Das Ermittlerteam um Pelzer diskutiert solche Befunde. Wichtig für das Verständnis der Vorgänge ist die genannte Handverletzung, die der Profiler als Indiz für eine gewaltsame Auseinandersetzung nimmt, in der Ötzi seinen Gegner wahrscheinlich erfolgreich abgewehrt und wahrscheinlich sogar getötet hat. Der Aufstieg zum Tisenjoch stellt sich als Flucht dar, sein Tod als persönliche Rache, der ihn gezielt von hinten ermordet hat.
Zwei Punkte an dem Buch scheinen mir bemerkenswert:
Die Argumentation des Ermittlerteams geht von wahrscheinlichen Szenarien aus, um ein Gesamtbild zu erreichen und ein Täterprofil zu erstellen. Ötzis Mörder war demnach wahrscheinlich männlich, stammte aus der Region Untervinschgau, war Jäger und Bogenschütze mit hoher körperlicher Belastbarkeit und ging bei der Verfolgung und beim Mord strukturiert und unter Kontrolle seiner Emotionen vor (S. 170). Heute hätte die Polizei damit einen Anhaltspunkt, konkret den Täter einzugrenzen und weitere Beweise für die Tat zu finden. In der Archäologie gelingt das nicht und für eine Wissenschaft ist das auch kritisch, weil am Ende eben kein gesichertes Wissen, sondern eine Hypothese steht. Hinter diesem Vorgehen steht eine pragmatische Heuristik, die zu näherungsweisen Aussagen bei begrenzter Datenlage führt. Das erste Kapitel ist überschrieben mit “Ockhams Rasiermesser”, das aber leider nicht genauer erklärt wird. Es handelt sich dabei um ein Erklärungsprinzip der Scholastik, benannt nach Wilhelm von Ockham (1288–1347), das einfache Erklärungen mit möglichst wenigen Variablen und Komplikationen präferiert. Im Verlauf der Diskussion werden aber viele Kenntnislücken deutlich. Vielfach sind die Wahrscheinlichkeitsannahmen des Profilers von modernen Erfahrungen geprägt. Bei der Frage nach Ötzis Position in der lokalen Gesellschaft beispielsweise wäre der Input eines Ethnographen/ Kulturanthropologen sehr erhellend gewesen.

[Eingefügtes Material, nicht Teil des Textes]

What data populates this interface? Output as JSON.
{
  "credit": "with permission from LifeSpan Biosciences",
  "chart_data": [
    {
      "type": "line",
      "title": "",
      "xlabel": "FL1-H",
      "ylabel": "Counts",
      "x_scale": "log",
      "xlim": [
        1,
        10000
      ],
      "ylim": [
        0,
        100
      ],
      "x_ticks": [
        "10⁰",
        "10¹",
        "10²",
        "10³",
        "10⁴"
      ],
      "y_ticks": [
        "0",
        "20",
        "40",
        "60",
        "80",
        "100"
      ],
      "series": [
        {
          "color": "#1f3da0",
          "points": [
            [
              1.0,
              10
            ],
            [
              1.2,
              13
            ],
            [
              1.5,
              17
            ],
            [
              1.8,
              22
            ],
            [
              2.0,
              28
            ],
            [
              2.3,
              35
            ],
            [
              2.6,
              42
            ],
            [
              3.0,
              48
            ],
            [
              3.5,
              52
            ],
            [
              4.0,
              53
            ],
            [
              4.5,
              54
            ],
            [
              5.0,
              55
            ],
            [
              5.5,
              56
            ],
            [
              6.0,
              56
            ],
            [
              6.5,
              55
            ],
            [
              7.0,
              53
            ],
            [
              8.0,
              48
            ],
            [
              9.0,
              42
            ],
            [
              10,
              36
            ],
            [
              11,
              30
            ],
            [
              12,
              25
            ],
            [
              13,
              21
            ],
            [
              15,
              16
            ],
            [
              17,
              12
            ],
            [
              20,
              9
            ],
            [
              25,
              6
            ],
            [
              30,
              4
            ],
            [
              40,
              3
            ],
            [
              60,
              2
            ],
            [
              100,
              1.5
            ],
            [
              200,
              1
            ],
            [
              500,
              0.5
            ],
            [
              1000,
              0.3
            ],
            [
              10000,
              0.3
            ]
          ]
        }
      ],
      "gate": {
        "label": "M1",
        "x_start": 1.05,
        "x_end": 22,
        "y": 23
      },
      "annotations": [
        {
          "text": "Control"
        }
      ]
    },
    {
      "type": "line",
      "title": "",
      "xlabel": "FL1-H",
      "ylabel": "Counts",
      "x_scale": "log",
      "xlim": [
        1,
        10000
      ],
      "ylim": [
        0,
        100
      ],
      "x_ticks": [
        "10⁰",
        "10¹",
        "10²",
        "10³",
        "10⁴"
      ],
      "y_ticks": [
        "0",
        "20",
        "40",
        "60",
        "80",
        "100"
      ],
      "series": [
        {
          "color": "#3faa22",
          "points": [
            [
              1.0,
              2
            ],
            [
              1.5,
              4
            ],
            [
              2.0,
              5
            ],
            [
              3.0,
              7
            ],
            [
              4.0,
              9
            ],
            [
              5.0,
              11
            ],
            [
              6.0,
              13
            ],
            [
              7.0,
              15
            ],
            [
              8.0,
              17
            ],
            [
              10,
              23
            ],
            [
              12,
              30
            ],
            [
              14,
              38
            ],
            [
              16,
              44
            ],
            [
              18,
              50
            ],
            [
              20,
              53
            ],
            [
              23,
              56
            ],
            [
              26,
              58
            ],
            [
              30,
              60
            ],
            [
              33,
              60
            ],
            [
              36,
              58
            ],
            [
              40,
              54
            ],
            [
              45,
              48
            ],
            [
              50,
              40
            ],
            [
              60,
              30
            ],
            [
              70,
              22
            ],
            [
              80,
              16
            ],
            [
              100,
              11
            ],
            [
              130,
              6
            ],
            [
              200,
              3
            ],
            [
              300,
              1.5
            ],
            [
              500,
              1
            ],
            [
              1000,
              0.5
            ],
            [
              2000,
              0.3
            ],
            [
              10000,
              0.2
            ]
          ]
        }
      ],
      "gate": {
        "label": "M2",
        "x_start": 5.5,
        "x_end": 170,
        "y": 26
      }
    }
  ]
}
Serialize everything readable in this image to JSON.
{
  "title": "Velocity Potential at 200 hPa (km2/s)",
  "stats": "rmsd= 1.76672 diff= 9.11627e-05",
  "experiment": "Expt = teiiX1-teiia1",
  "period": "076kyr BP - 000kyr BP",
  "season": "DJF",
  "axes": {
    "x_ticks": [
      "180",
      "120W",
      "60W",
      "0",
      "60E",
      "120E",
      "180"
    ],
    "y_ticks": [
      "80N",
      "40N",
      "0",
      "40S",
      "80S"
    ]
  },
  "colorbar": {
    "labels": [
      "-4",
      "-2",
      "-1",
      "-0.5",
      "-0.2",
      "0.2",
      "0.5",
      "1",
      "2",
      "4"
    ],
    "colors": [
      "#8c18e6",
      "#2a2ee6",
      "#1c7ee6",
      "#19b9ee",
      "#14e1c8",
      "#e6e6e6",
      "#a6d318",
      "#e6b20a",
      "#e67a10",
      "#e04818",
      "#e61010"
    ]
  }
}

Das Narrativ der Kriminalermittlung scheint für das Publikum sehr attraktiv. Anders als wir das von Aktenzeichen XY und anderen TrueCrime Dokumentationen gewohnt sind, beginnt die Geschichte nicht mit einer Darstellung des Tathergangs,wie das auf der Basis der Zeugenaussagen oder einer genauen Ortskenntnis des Tatorts möglich ist. Im Falle von Özi sind die Zeugen - sollte es sie gegeben haben - längst tot und der Tatort ist durch die Jahrtausende in hohem Maß verändert. Das Team geht die vorliegenden Indizien einigermaßen systematisch durch, indem der Leichnam und seine Funde nach und nach durchgegangen werden und dabei Fragen nach Ötzis Biographie und sozialer Rolle diskutiert werden. Hier kommen Ergebnisse von Isotopenstudien und Paläogenetik ebenso zur Sprache wie das Siedlungsbild im Alpenraum. Am Ende stehen eine Tatortbegehung und eine Rekonstruktion des Tathergangs. Dieses systematische, am Kriminalfall interessierte Narrativ bricht mit dem in der Archäologie häufigen Narrativ der Entdeckungsgeschichte, das gerade im Falle von Ötzi die meisten Darstellungen dominiert (Spindler 1993).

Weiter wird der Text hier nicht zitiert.